Qatar's energy minister and its chief Opec envoy Mohammed Saleh Al-Sada has called for oil productions cuts instituted by 11 non-Opec producers in concert with Opec to be extended beyond June.

The historic agreement, a first of its kind in 15 years, was inked by both sets of producers in December 2016. It was designed to take almost 1.8m barrels per day (bpd) of crude oil production offline and is due to expire towards the end of June.

However, speaking at the Qatar-UK Business and Investment Forum in London on Monday (27 March), Al-Sada said the agreement should be extended "beyond the third quarter of 2017" for the crude market stockpile overhang to ease.

"Opec and non-Opec producers are trying to stabilise both the supply and demand balance, as well as the stockpile overhang.

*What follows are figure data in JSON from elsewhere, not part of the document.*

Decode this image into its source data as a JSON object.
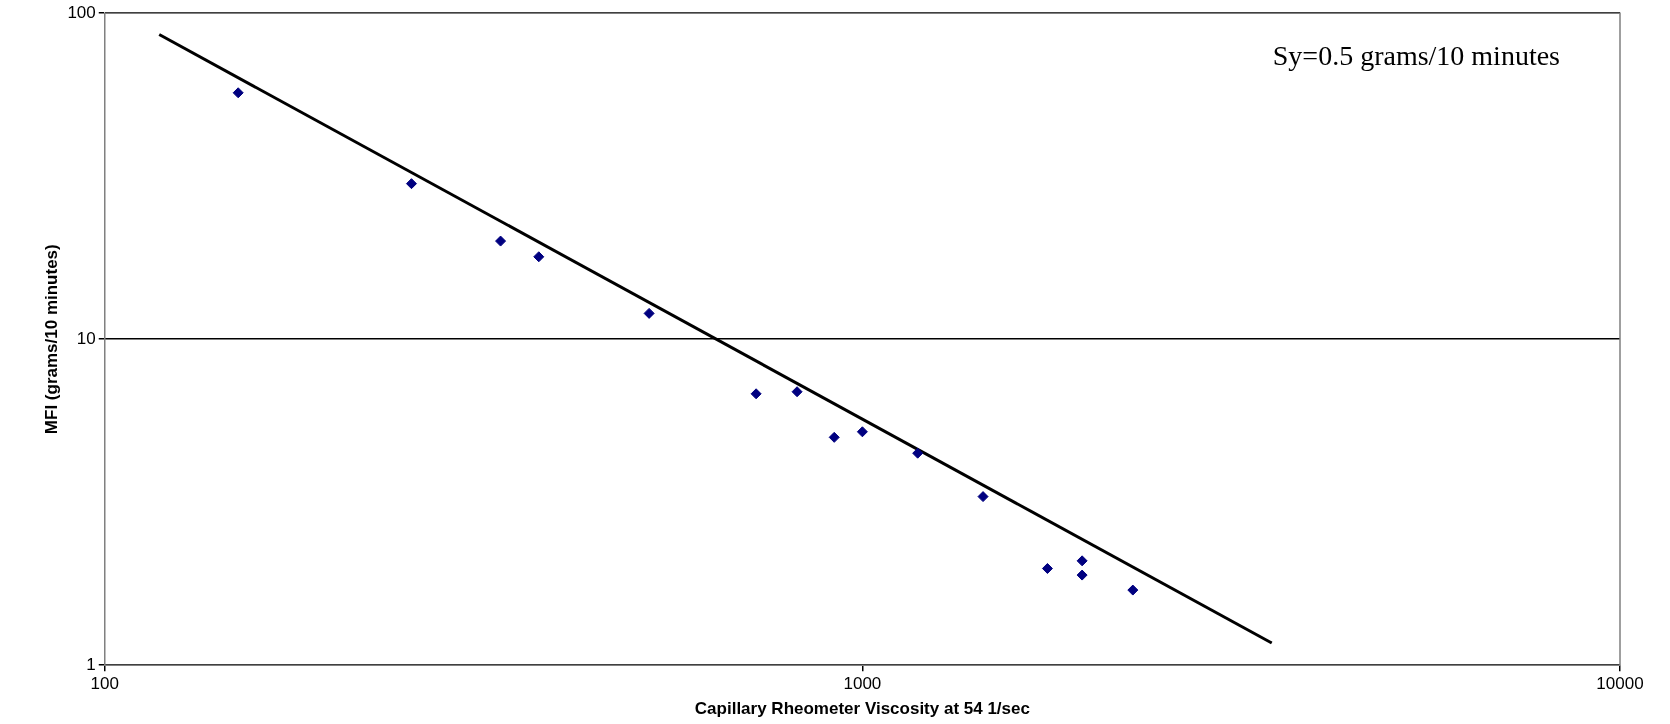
{
  "chart_data": {
    "type": "scatter",
    "xlabel": "Capillary Rheometer Viscosity at 54 1/sec",
    "ylabel": "MFI (grams/10 minutes)",
    "annotations": [
      "Sy=0.5 grams/10 minutes"
    ],
    "log": "xy",
    "xlim": [
      100,
      10000
    ],
    "xticks": [
      100,
      1000,
      10000
    ],
    "ylim": [
      1,
      100
    ],
    "yticks": [
      1,
      10,
      100
    ],
    "grid": "y",
    "legend": false,
    "marker": "diamond",
    "series": [
      {
        "color": "#000080",
        "x": [
          150,
          254,
          333,
          374,
          523,
          724,
          820,
          918,
          1000,
          1183,
          1443,
          1755,
          1950,
          1950,
          2275
        ],
        "values": [
          57,
          30,
          20,
          17.9,
          12,
          6.8,
          6.9,
          5,
          5.2,
          4.47,
          3.29,
          1.98,
          2.09,
          1.89,
          1.7
        ]
      },
      {
        "type": "line",
        "color": "#000000",
        "marker": "none",
        "line_style": "solid",
        "x": [
          118,
          3470
        ],
        "values": [
          86,
          1.17
        ]
      }
    ]
  }
}
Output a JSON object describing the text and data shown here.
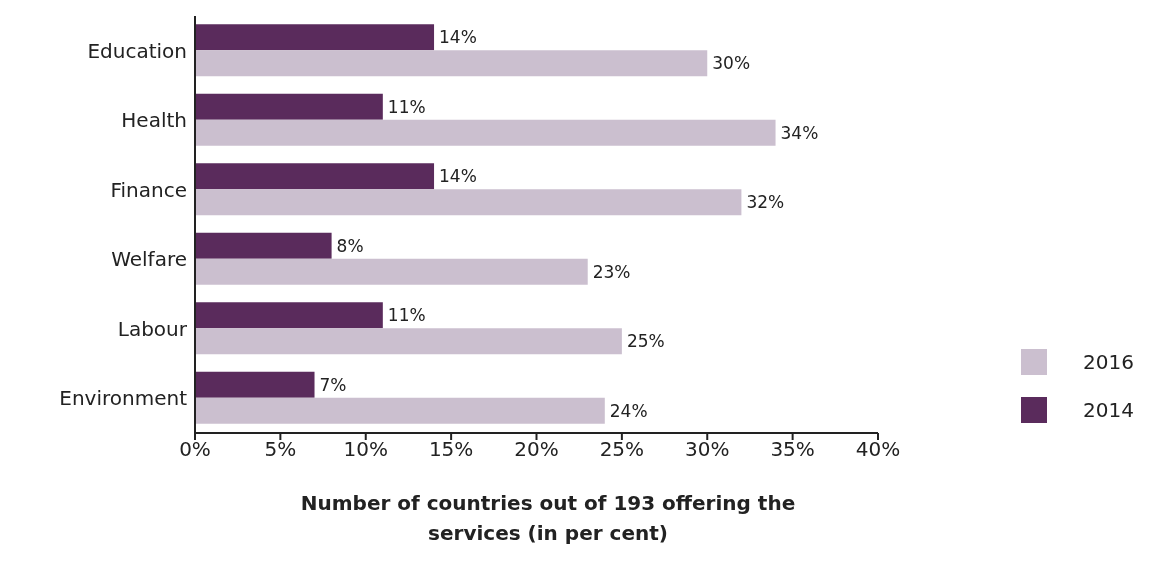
{
  "chart_data": {
    "type": "bar",
    "orientation": "horizontal",
    "categories": [
      "Education",
      "Health",
      "Finance",
      "Welfare",
      "Labour",
      "Environment"
    ],
    "series": [
      {
        "name": "2014",
        "color": "#5a2b5c",
        "values": [
          14,
          11,
          14,
          8,
          11,
          7
        ],
        "value_labels": [
          "14%",
          "11%",
          "14%",
          "8%",
          "11%",
          "7%"
        ]
      },
      {
        "name": "2016",
        "color": "#cbbfcf",
        "values": [
          30,
          34,
          32,
          23,
          25,
          24
        ],
        "value_labels": [
          "30%",
          "34%",
          "32%",
          "23%",
          "25%",
          "24%"
        ]
      }
    ],
    "xlim": [
      0,
      40
    ],
    "xticks": [
      {
        "value": 0,
        "label": "0%"
      },
      {
        "value": 5,
        "label": "5%"
      },
      {
        "value": 10,
        "label": "10%"
      },
      {
        "value": 15,
        "label": "15%"
      },
      {
        "value": 20,
        "label": "20%"
      },
      {
        "value": 25,
        "label": "25%"
      },
      {
        "value": 30,
        "label": "30%"
      },
      {
        "value": 35,
        "label": "35%"
      },
      {
        "value": 40,
        "label": "40%"
      }
    ],
    "xlabel": "Number of countries out of 193 offering the services (in per cent)",
    "grid": false,
    "legend": "bottom right"
  }
}
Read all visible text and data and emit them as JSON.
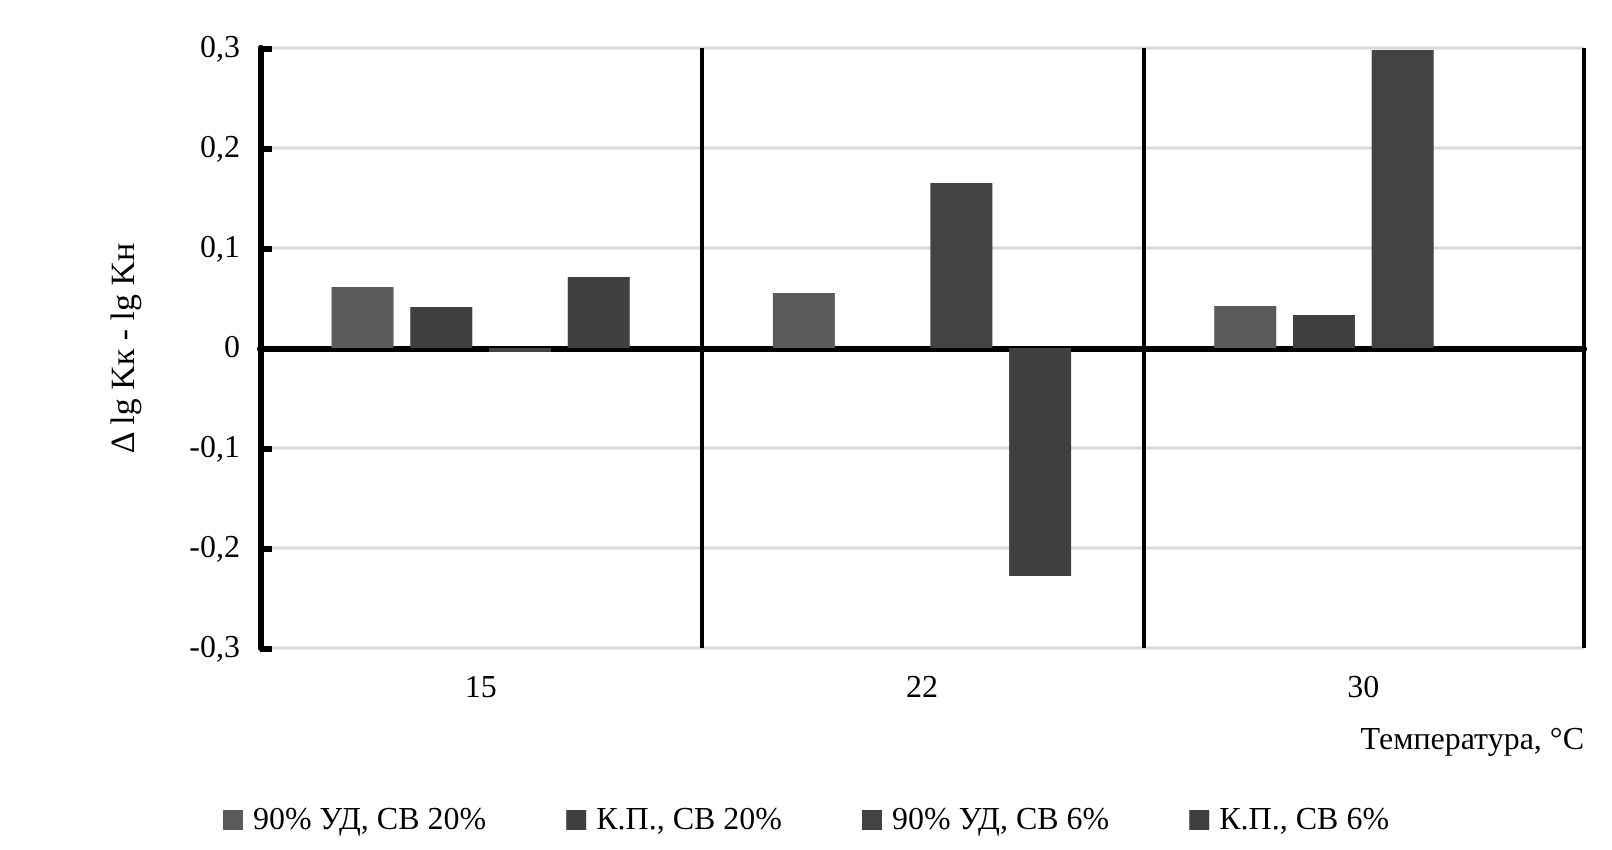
{
  "chart_data": {
    "type": "bar",
    "xlabel": "Температура, °C",
    "ylabel": "Δ lg Kк - lg Kн",
    "categories": [
      "15",
      "22",
      "30"
    ],
    "series": [
      {
        "name": "90% УД, СВ 20%",
        "color": "#5a5a5a",
        "values": [
          0.061,
          0.055,
          0.042
        ]
      },
      {
        "name": "К.П., СВ 20%",
        "color": "#404040",
        "values": [
          0.041,
          null,
          0.033
        ]
      },
      {
        "name": "90% УД, СВ 6%",
        "color": "#434343",
        "values": [
          -0.004,
          0.165,
          0.298
        ]
      },
      {
        "name": "К.П., СВ 6%",
        "color": "#404040",
        "values": [
          0.071,
          -0.228,
          null
        ]
      }
    ],
    "ylim": [
      -0.3,
      0.3
    ],
    "yticks": [
      {
        "value": -0.3,
        "label": "-0,3"
      },
      {
        "value": -0.2,
        "label": "-0,2"
      },
      {
        "value": -0.1,
        "label": "-0,1"
      },
      0,
      {
        "value": 0.1,
        "label": "0,1"
      },
      {
        "value": 0.2,
        "label": "0,2"
      },
      {
        "value": 0.3,
        "label": "0,3"
      }
    ],
    "grid": true,
    "legend": "bottom"
  }
}
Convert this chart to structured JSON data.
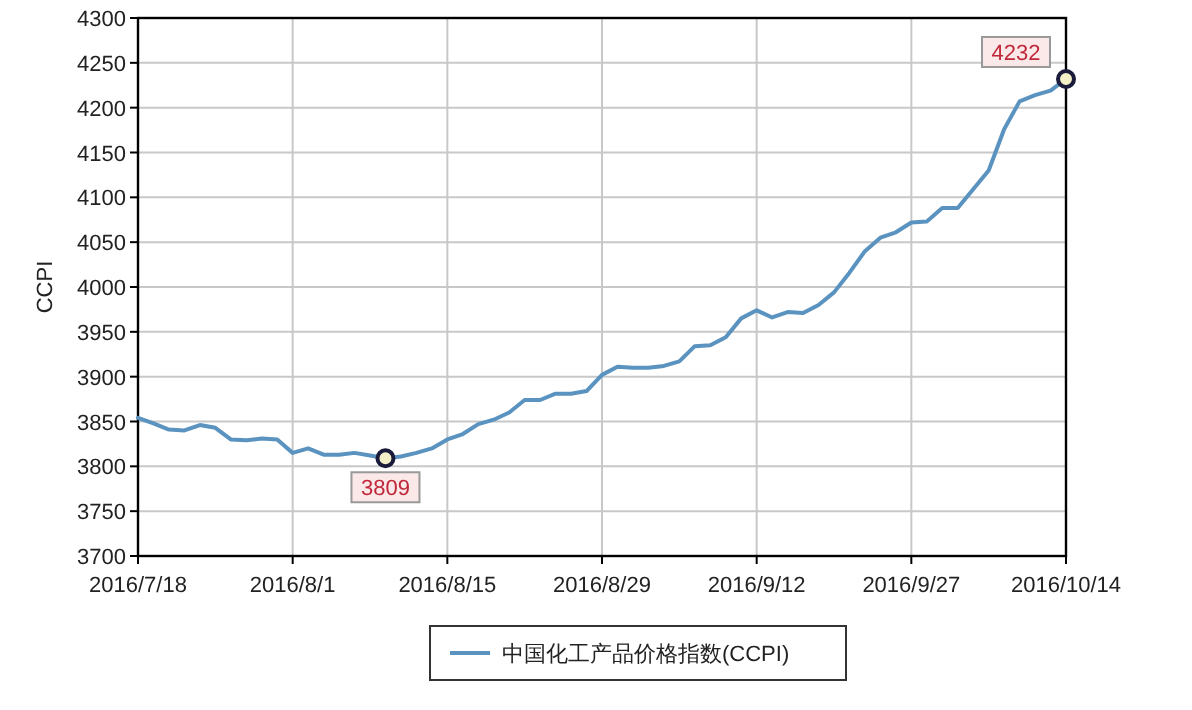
{
  "chart_data": {
    "type": "line",
    "ylabel": "CCPI",
    "categories": [
      "2016/7/18",
      null,
      null,
      null,
      null,
      null,
      null,
      null,
      null,
      null,
      "2016/8/1",
      null,
      null,
      null,
      null,
      null,
      null,
      null,
      null,
      null,
      "2016/8/15",
      null,
      null,
      null,
      null,
      null,
      null,
      null,
      null,
      null,
      "2016/8/29",
      null,
      null,
      null,
      null,
      null,
      null,
      null,
      null,
      null,
      "2016/9/12",
      null,
      null,
      null,
      null,
      null,
      null,
      null,
      null,
      null,
      "2016/9/27",
      null,
      null,
      null,
      null,
      null,
      null,
      null,
      null,
      null,
      "2016/10/14"
    ],
    "series": [
      {
        "name": "中国化工产品价格指数(CCPI)",
        "color": "#5a93c0",
        "values": [
          3854,
          3848,
          3841,
          3840,
          3846,
          3843,
          3830,
          3829,
          3831,
          3830,
          3815,
          3820,
          3813,
          3813,
          3815,
          3812,
          3809,
          3811,
          3815,
          3820,
          3830,
          3836,
          3847,
          3852,
          3860,
          3874,
          3874,
          3881,
          3881,
          3884,
          3902,
          3911,
          3910,
          3910,
          3912,
          3917,
          3934,
          3935,
          3944,
          3965,
          3974,
          3966,
          3972,
          3971,
          3980,
          3994,
          4016,
          4040,
          4055,
          4061,
          4072,
          4073,
          4088,
          4088,
          4109,
          4130,
          4176,
          4207,
          4214,
          4219,
          4232
        ],
        "value_labels": [
          null,
          null,
          null,
          null,
          null,
          null,
          null,
          null,
          null,
          null,
          null,
          null,
          null,
          null,
          null,
          null,
          "3809",
          null,
          null,
          null,
          null,
          null,
          null,
          null,
          null,
          null,
          null,
          null,
          null,
          null,
          null,
          null,
          null,
          null,
          null,
          null,
          null,
          null,
          null,
          null,
          null,
          null,
          null,
          null,
          null,
          null,
          null,
          null,
          null,
          null,
          null,
          null,
          null,
          null,
          null,
          null,
          null,
          null,
          null,
          null,
          "4232"
        ]
      }
    ],
    "ylim": [
      3700,
      4300
    ],
    "yticks": [
      3700,
      3750,
      3800,
      3850,
      3900,
      3950,
      4000,
      4050,
      4100,
      4150,
      4200,
      4250,
      4300
    ],
    "grid": true,
    "legend": "bottom"
  }
}
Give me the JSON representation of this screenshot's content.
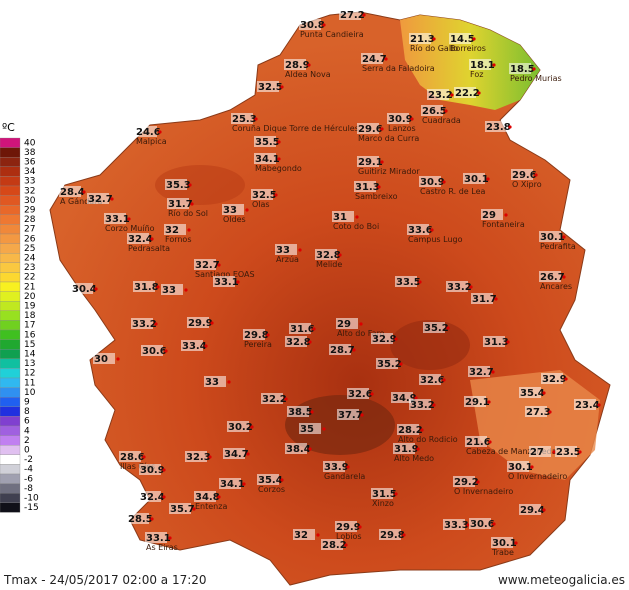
{
  "legend": {
    "unit": "ºC",
    "entries": [
      {
        "value": 40,
        "color": "#d0147a"
      },
      {
        "value": 38,
        "color": "#6e1608"
      },
      {
        "value": 36,
        "color": "#8c2410"
      },
      {
        "value": 34,
        "color": "#ad2e10"
      },
      {
        "value": 33,
        "color": "#c43a14"
      },
      {
        "value": 32,
        "color": "#d64818"
      },
      {
        "value": 30,
        "color": "#e05822"
      },
      {
        "value": 29,
        "color": "#e8682a"
      },
      {
        "value": 28,
        "color": "#ee7832"
      },
      {
        "value": 27,
        "color": "#f0883a"
      },
      {
        "value": 26,
        "color": "#f39842"
      },
      {
        "value": 25,
        "color": "#f5a84a"
      },
      {
        "value": 24,
        "color": "#f8b848"
      },
      {
        "value": 23,
        "color": "#fac840"
      },
      {
        "value": 22,
        "color": "#fcd830"
      },
      {
        "value": 21,
        "color": "#f8f020"
      },
      {
        "value": 20,
        "color": "#e0f020"
      },
      {
        "value": 19,
        "color": "#c0e820"
      },
      {
        "value": 18,
        "color": "#98e020"
      },
      {
        "value": 17,
        "color": "#70d020"
      },
      {
        "value": 16,
        "color": "#40c020"
      },
      {
        "value": 15,
        "color": "#20a830"
      },
      {
        "value": 14,
        "color": "#10a050"
      },
      {
        "value": 13,
        "color": "#10c0a0"
      },
      {
        "value": 12,
        "color": "#20d0d8"
      },
      {
        "value": 11,
        "color": "#30b8f0"
      },
      {
        "value": 10,
        "color": "#3090f0"
      },
      {
        "value": 9,
        "color": "#2060f0"
      },
      {
        "value": 8,
        "color": "#2030e0"
      },
      {
        "value": 6,
        "color": "#8040d0"
      },
      {
        "value": 4,
        "color": "#a060e0"
      },
      {
        "value": 2,
        "color": "#c080f0"
      },
      {
        "value": 0,
        "color": "#e0c0f0"
      },
      {
        "value": -2,
        "color": "#ffffff"
      },
      {
        "value": -4,
        "color": "#d0d0d8"
      },
      {
        "value": -6,
        "color": "#a0a0b0"
      },
      {
        "value": -8,
        "color": "#707080"
      },
      {
        "value": -10,
        "color": "#404050"
      },
      {
        "value": -15,
        "color": "#101018"
      }
    ]
  },
  "stations": [
    {
      "temp": 30.8,
      "name": "Punta Candieira"
    },
    {
      "temp": 27.2
    },
    {
      "temp": 21.3,
      "name": "Río do Gallo"
    },
    {
      "temp": 14.5,
      "name": "Borreiros"
    },
    {
      "temp": 18.1,
      "name": "Foz"
    },
    {
      "temp": 18.5,
      "name": "Pedro Murias"
    },
    {
      "temp": 24.7,
      "name": "Serra da Faladoira"
    },
    {
      "temp": 28.9,
      "name": "Aldea Nova"
    },
    {
      "temp": 32.5
    },
    {
      "temp": 25.3,
      "name": "Coruña Dique Torre de Hércules"
    },
    {
      "temp": 24.6,
      "name": "Malpica"
    },
    {
      "temp": 29.6,
      "name": "Marco da Curra"
    },
    {
      "temp": 30.9,
      "name": "Lanzos"
    },
    {
      "temp": 26.5,
      "name": "Cuadrada"
    },
    {
      "temp": 23.2
    },
    {
      "temp": 22.2
    },
    {
      "temp": 23.8
    },
    {
      "temp": 35.5
    },
    {
      "temp": 34.1,
      "name": "Mabegondo"
    },
    {
      "temp": 29.1,
      "name": "Guitiriz Mirador"
    },
    {
      "temp": 31.3,
      "name": "Sambreixo"
    },
    {
      "temp": 30.9,
      "name": "Castro R. de Lea"
    },
    {
      "temp": 30.1
    },
    {
      "temp": 29.6,
      "name": "O Xipro"
    },
    {
      "temp": 28.4,
      "name": "A Gándara"
    },
    {
      "temp": 32.7
    },
    {
      "temp": 35.3
    },
    {
      "temp": 31.7,
      "name": "Río do Sol"
    },
    {
      "temp": 32.5,
      "name": "Olas"
    },
    {
      "temp": 33.0,
      "name": "Oldes"
    },
    {
      "temp": 31.0,
      "name": "Coto do Boi"
    },
    {
      "temp": 33.6,
      "name": "Campus Lugo"
    },
    {
      "temp": 29.0,
      "name": "Fontaneira"
    },
    {
      "temp": 33.1,
      "name": "Corzo Muíño"
    },
    {
      "temp": 32.0,
      "name": "Fornos"
    },
    {
      "temp": 32.4,
      "name": "Pedrasalta"
    },
    {
      "temp": 30.1,
      "name": "Pedrafita"
    },
    {
      "temp": 33.0,
      "name": "Arzúa"
    },
    {
      "temp": 32.8,
      "name": "Melide"
    },
    {
      "temp": 32.7,
      "name": "Santiago EOAS"
    },
    {
      "temp": 26.7,
      "name": "Ancares"
    },
    {
      "temp": 30.4
    },
    {
      "temp": 31.8
    },
    {
      "temp": 33.0
    },
    {
      "temp": 33.1
    },
    {
      "temp": 33.5
    },
    {
      "temp": 33.2
    },
    {
      "temp": 31.7
    },
    {
      "temp": 33.2
    },
    {
      "temp": 29.9
    },
    {
      "temp": 29.8,
      "name": "Pereira"
    },
    {
      "temp": 31.6
    },
    {
      "temp": 29.0,
      "name": "Alto do Faro"
    },
    {
      "temp": 35.2
    },
    {
      "temp": 31.3
    },
    {
      "temp": 30.0
    },
    {
      "temp": 30.6
    },
    {
      "temp": 33.4
    },
    {
      "temp": 32.8
    },
    {
      "temp": 28.7
    },
    {
      "temp": 32.9
    },
    {
      "temp": 35.2
    },
    {
      "temp": 33.0
    },
    {
      "temp": 32.6
    },
    {
      "temp": 32.7
    },
    {
      "temp": 32.9
    },
    {
      "temp": 32.2
    },
    {
      "temp": 38.5
    },
    {
      "temp": 37.7
    },
    {
      "temp": 32.6
    },
    {
      "temp": 34.9
    },
    {
      "temp": 33.2
    },
    {
      "temp": 29.1
    },
    {
      "temp": 35.4
    },
    {
      "temp": 27.3
    },
    {
      "temp": 23.4
    },
    {
      "temp": 30.2
    },
    {
      "temp": 35.0
    },
    {
      "temp": 28.2,
      "name": "Alto do Rodicio"
    },
    {
      "temp": 21.6,
      "name": "Cabeza de Manzaneda"
    },
    {
      "temp": 28.6,
      "name": "Illas Cíes"
    },
    {
      "temp": 34.7
    },
    {
      "temp": 38.4
    },
    {
      "temp": 31.9,
      "name": "Alto Medo"
    },
    {
      "temp": 27.0
    },
    {
      "temp": 23.5
    },
    {
      "temp": 30.9
    },
    {
      "temp": 32.3
    },
    {
      "temp": 33.9,
      "name": "Gandarela"
    },
    {
      "temp": 30.1,
      "name": "O Invernadeiro"
    },
    {
      "temp": 34.1
    },
    {
      "temp": 35.4,
      "name": "Corzos"
    },
    {
      "temp": 29.2,
      "name": "O Invernadeiro"
    },
    {
      "temp": 32.4
    },
    {
      "temp": 34.8,
      "name": "Entenza"
    },
    {
      "temp": 35.7
    },
    {
      "temp": 31.5,
      "name": "Xinzo"
    },
    {
      "temp": 28.5
    },
    {
      "temp": 29.4
    },
    {
      "temp": 33.1,
      "name": "As Eiras"
    },
    {
      "temp": 32.0
    },
    {
      "temp": 29.9,
      "name": "Lobios"
    },
    {
      "temp": 29.8
    },
    {
      "temp": 33.3
    },
    {
      "temp": 30.6
    },
    {
      "temp": 28.2
    },
    {
      "temp": 30.1,
      "name": "Trabe"
    }
  ],
  "footer": {
    "caption": "Tmax - 24/05/2017 02:00 a 17:20",
    "site": "www.meteogalicia.es"
  }
}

Opec has complied by up to 96% of the cuts it promised, while non-Opec compliance is almost at 65%; this is unprecedented.

"Of course, the demand side depends on macroeconomic factors beyond our control. I feel it is the stockpile overhang, in the region of 285 million barrels, which needs to be taken away; only then can the market be fully balanced."

Al-Sada opined that he would "like Opec cuts to continue" so that the market can be rebalanced. "If the cuts are extended, we should get that sense of balance around the third quarter of 2017."

Last month, Al-Sada hinted that he would like an extension to the cuts, but the latest remarks are his first official comments on his proposed direction of travel. It comes as oil benchmarks continue to slide in the face of rising US crude production, with the West Texas Intermediate having fallen below $50 for the first time in 2017.

At 3:32pm BST, the Brent front month futures contract was down 1.38% or 71 cents to $50.10 per barrel, while the WTI was down 1.69% or 81 cents to $47.16 per barrel.

Analysts at Vienna-based JBC Energy said, despite Al-Sada's comments, the current ability of individual producers to provide price support – with cuts currently in place – is limited unless a more collective statement is made by major producers.

"Many would like a continuation of the cuts by next month, although the market is only likely to learn for sure what the decision will be at the next Opec meeting in Vienna on 25 May. A primary concern remains how long Opec and other oil producers will be willing to support growth in US shale production. For stable – or higher – oil prices to materialise, each barrel produced in the US would in theory need to be offset by lower production elsewhere."